La spam siamo noi

Immagine dall'Economist

“La spam scomparirà nel giro di due anni”, disse Bill Gates nel “lontano” 2006. Non che le condizioni delle nostre mailbox siano nel frattempo peggiorate, anzi, ma di certo l’idea di non ricevere mail da estranei su argomenti a noi poco affini è tuttora molto, molto lontana. Ancora oggi innumerevoli mail anonime impollinano gli account mail di tutto il mondo, con i loro messaggi di pace, aiuto o false promesse (economiche o erettili), tanto che i maggiori servizi mail si sono muniti già da molto tempo di una cartella dedicata a questa e-spazzatura, il tastino spam, croce e delizia di ognuno di noi.

“Sausages&Spam”

Un fenomeno come la spam (il cui bizzarro nome deriva da un’indimenticabile sketch dei Monty Pyton, questo, nel quale il menù di una tavola calda offre pietanze solo a base del misterioso “spam”) ha da sempre caratterizato la posta elettronica, riscuotendo sin da subito un “successo di pubblico” incredibile. Anni fa, agli albori del fenomeno, era quasi ovvio che centinaia di migliaia di persone credessero alle sue assurde good news, anche se contenute in mail misteriose, anonime e ricevute senza un preciso motivo. Il web era neonato e fra i suoi membri (come tra quelli di una qualsiasi comunità estesa) non mancavano di certo ingenui, gli stupidi e i creduloni. O persone bisognose, disperate, sole. La spam, fin da subito, ha saputo far fruttare il target di pubblico “giusto”, diffondendosi in breve tempo. Come un batterio, un virus, che usa le debolezze umane per veicolarsi.

Spam has no end

Ma oggi? Dopo tanti anni di esperienza, il ricordo di migliaia di persone truffate, derubate da questa junk mail, che futuro ha la spam? Nessuno, verrebbe da dire, se fossimo così illusi da pensarci infallibili. Eppure, come spiega l’Economist, la spam è viva e lotta in mezzo a noi (soprattutto contro di noi). E proprio come i virus, che mutano periodicamente per difenderci dai vaccini, anch’essa sta mutando e colonizzando territori nuovi, da poco scoperti e quindi popolati di “nuove vittime”. Messenger (ormai demodé – e non a caso), Skype e i social network come Facebook e Twitter rappresentano un ambiente ottimale per gli spammers, che possono contare su un enormecampione di potenziali vittime (mezzo miliardi per FB, più di 100 milioni per Twitter) e sulla scarsa preparazione di gran parte dei loro iscritti.

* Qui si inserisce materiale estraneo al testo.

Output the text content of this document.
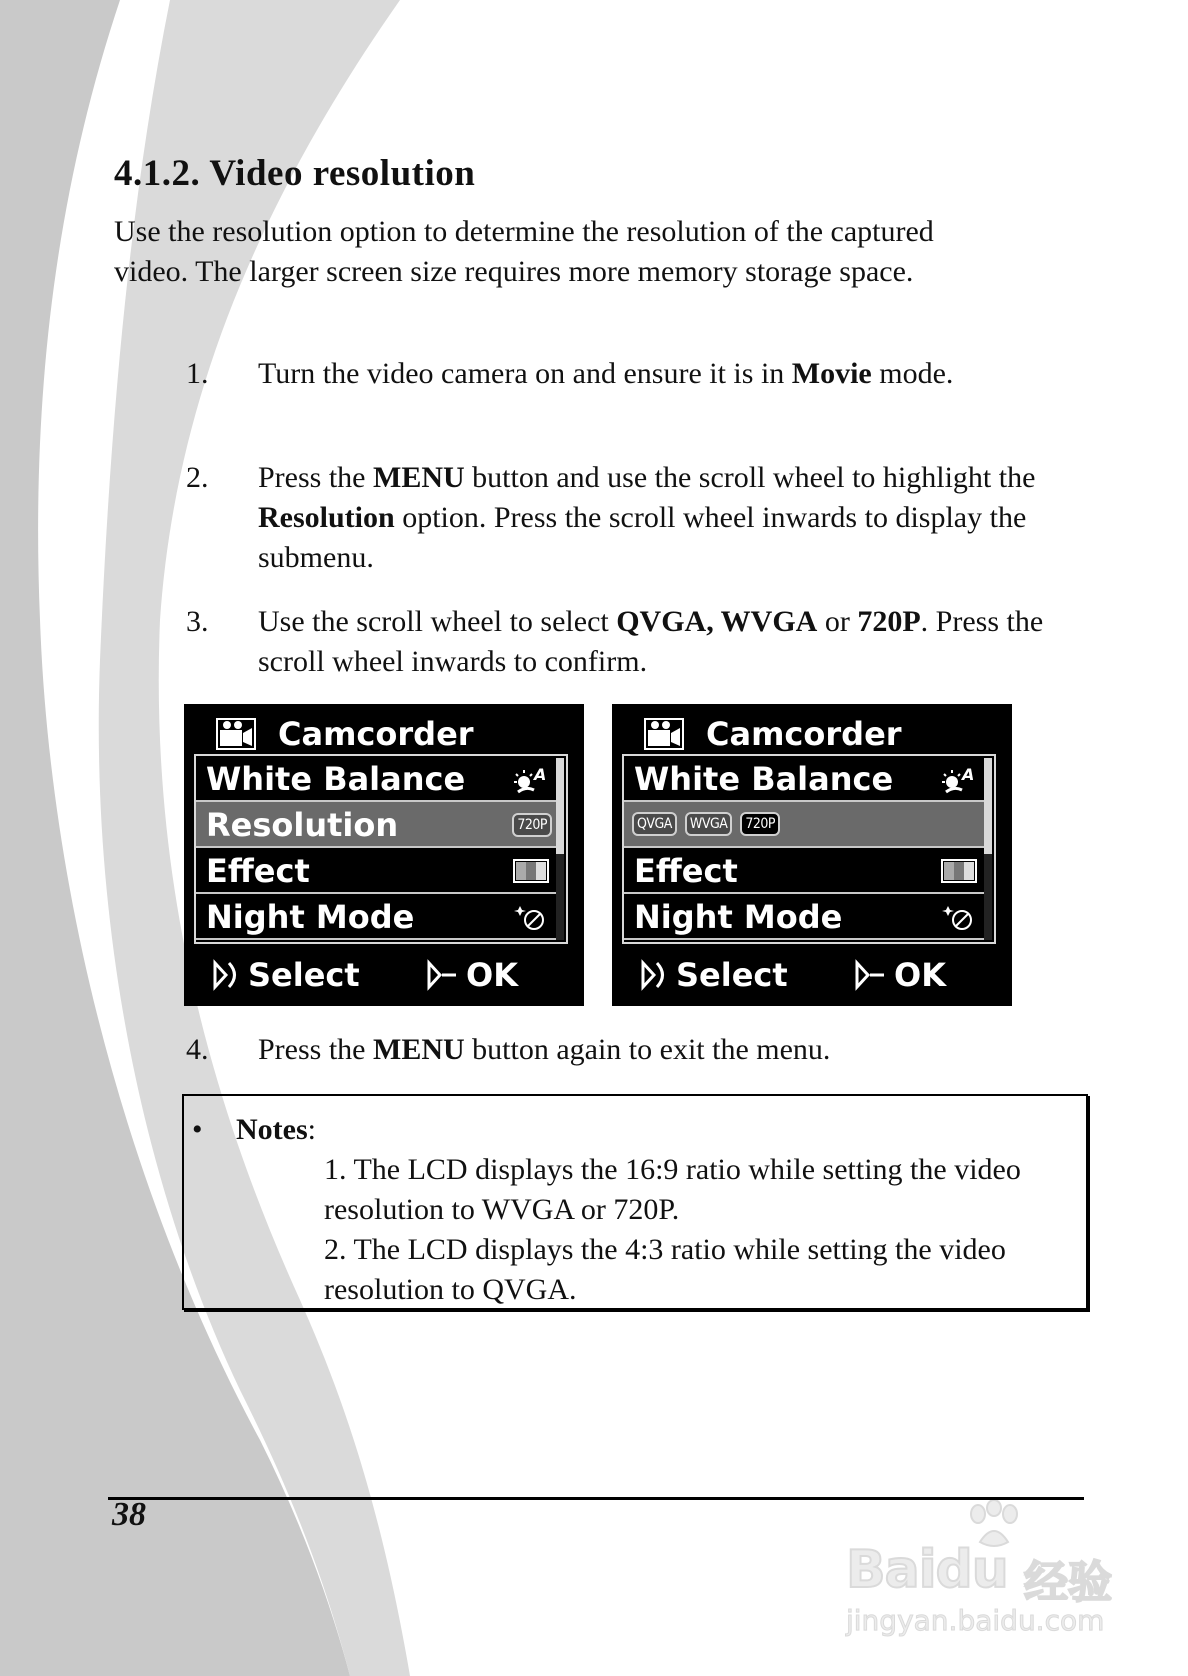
4.1.2. Video resolution
Use the resolution option to determine the resolution of the captured video. The larger screen size requires more memory storage space.
1. Turn the video camera on and ensure it is in Movie mode.
2. Press the MENU button and use the scroll wheel to highlight the Resolution option. Press the scroll wheel inwards to display the submenu.
3. Use the scroll wheel to select QVGA, WVGA or 720P. Press the scroll wheel inwards to confirm.
Camcorder
White Balance	A
Resolution	720P
Effect
Night Mode
Select	OK
Camcorder
White Balance	A
QVGA	WVGA	720P
Effect
Night Mode
Select	OK
4. Press the MENU button again to exit the menu.
• Notes:
1. The LCD displays the 16:9 ratio while setting the video resolution to WVGA or 720P.
2. The LCD displays the 4:3 ratio while setting the video resolution to QVGA.
38
Baidu 经验
jingyan.baidu.com
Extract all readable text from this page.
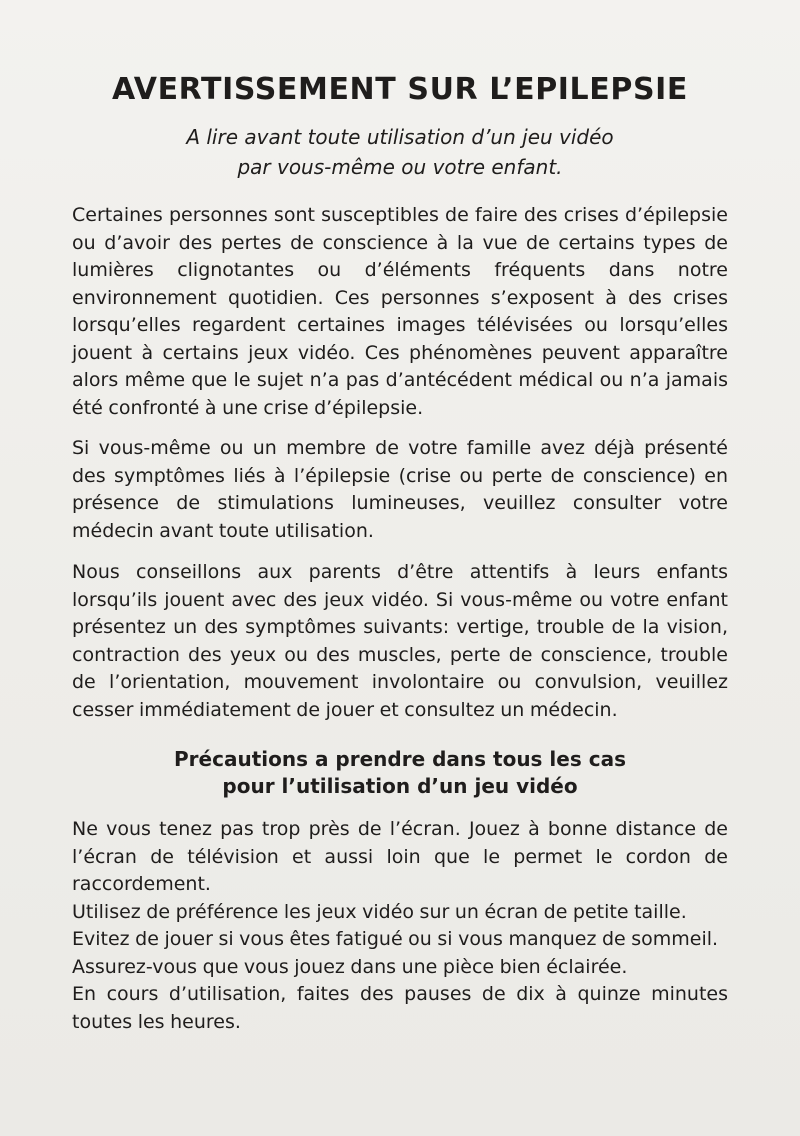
AVERTISSEMENT SUR L’EPILEPSIE

A lire avant toute utilisation d’un jeu vidéo
par vous-même ou votre enfant.

Certaines personnes sont susceptibles de faire des crises d’épilepsie ou d’avoir des pertes de conscience à la vue de certains types de lumières clignotantes ou d’éléments fréquents dans notre environnement quotidien. Ces personnes s’exposent à des crises lorsqu’elles regardent certaines images télévisées ou lorsqu’elles jouent à certains jeux vidéo. Ces phénomènes peuvent apparaître alors même que le sujet n’a pas d’antécédent médical ou n’a jamais été confronté à une crise d’épilepsie.

Si vous-même ou un membre de votre famille avez déjà présenté des symptômes liés à l’épilepsie (crise ou perte de conscience) en présence de stimulations lumineuses, veuillez consulter votre médecin avant toute utilisation.

Nous conseillons aux parents d’être attentifs à leurs enfants lorsqu’ils jouent avec des jeux vidéo. Si vous-même ou votre enfant présentez un des symptômes suivants: vertige, trouble de la vision, contraction des yeux ou des muscles, perte de conscience, trouble de l’orientation, mouvement involontaire ou convulsion, veuillez cesser immédiatement de jouer et consultez un médecin.

Précautions a prendre dans tous les cas
pour l’utilisation d’un jeu vidéo

Ne vous tenez pas trop près de l’écran. Jouez à bonne distance de l’écran de télévision et aussi loin que le permet le cordon de raccordement.

Utilisez de préférence les jeux vidéo sur un écran de petite taille.

Evitez de jouer si vous êtes fatigué ou si vous manquez de sommeil.

Assurez-vous que vous jouez dans une pièce bien éclairée.

En cours d’utilisation, faites des pauses de dix à quinze minutes toutes les heures.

Chiedersi come faccia la spam a continuare ad esistere è come domandarsi come fanno molte persone a scomettere soldi sul gioco delle tre carte o a pagare per avere i numeri del Lotto “vincenti” da un’inquietante fattucchiera dal sesso indefinito. Wanna Marchi e simili non esisterebbero se non esistessero i loro clienti; per la stessa regola, chi invia ogni giorno milioni di junk mail non lo fa per una perversione morbosa o per piacere, ma perché gli conviene. Finché ci saranno persone che credono di poter “allungare” il proprio membro magicamente, procrastinando di qualche ora il proprio orgasmo semplicemente cliccando un simpatico bottone, la spam trionferà.

Sarà per questo che, nonostante tutto questo, gli spammer fanno ancora incetta di gonzi ogni giorno. Come nota Kevin Kelly (fondatore di Wired, di cui abbiamo già parlato)

Se tu non sapessi nulla su Intenet e stessi cercando di capirci qualcosa, potresti concludere ragionevolmente che è stato progettato per la trasmissione di spam e pornografia.

Spam e porno. Binomio azzeccato: non a caso l’uno sfrutta l’altro per diffondersi.

Se la spam fosse la carriera dei Rolling Stones, la pubblicità "enlarge your penis" sarebbe "Satisfaction". Classic and evergreen

La spam non finirà mai, essendo una truffa. E il truffatore, si sa, è fra i mestieri più antichi del mondo. Anche la figura del truffato è un qualcosa di mitico, arcaico: tutti siamo truffatori e truffati, lo siamo stati e lo saremo per sempre. Discutere sulla “fine della spam” è quindi capzioso e toglie la concentrazione dal problema originario: bisogna stare attenti.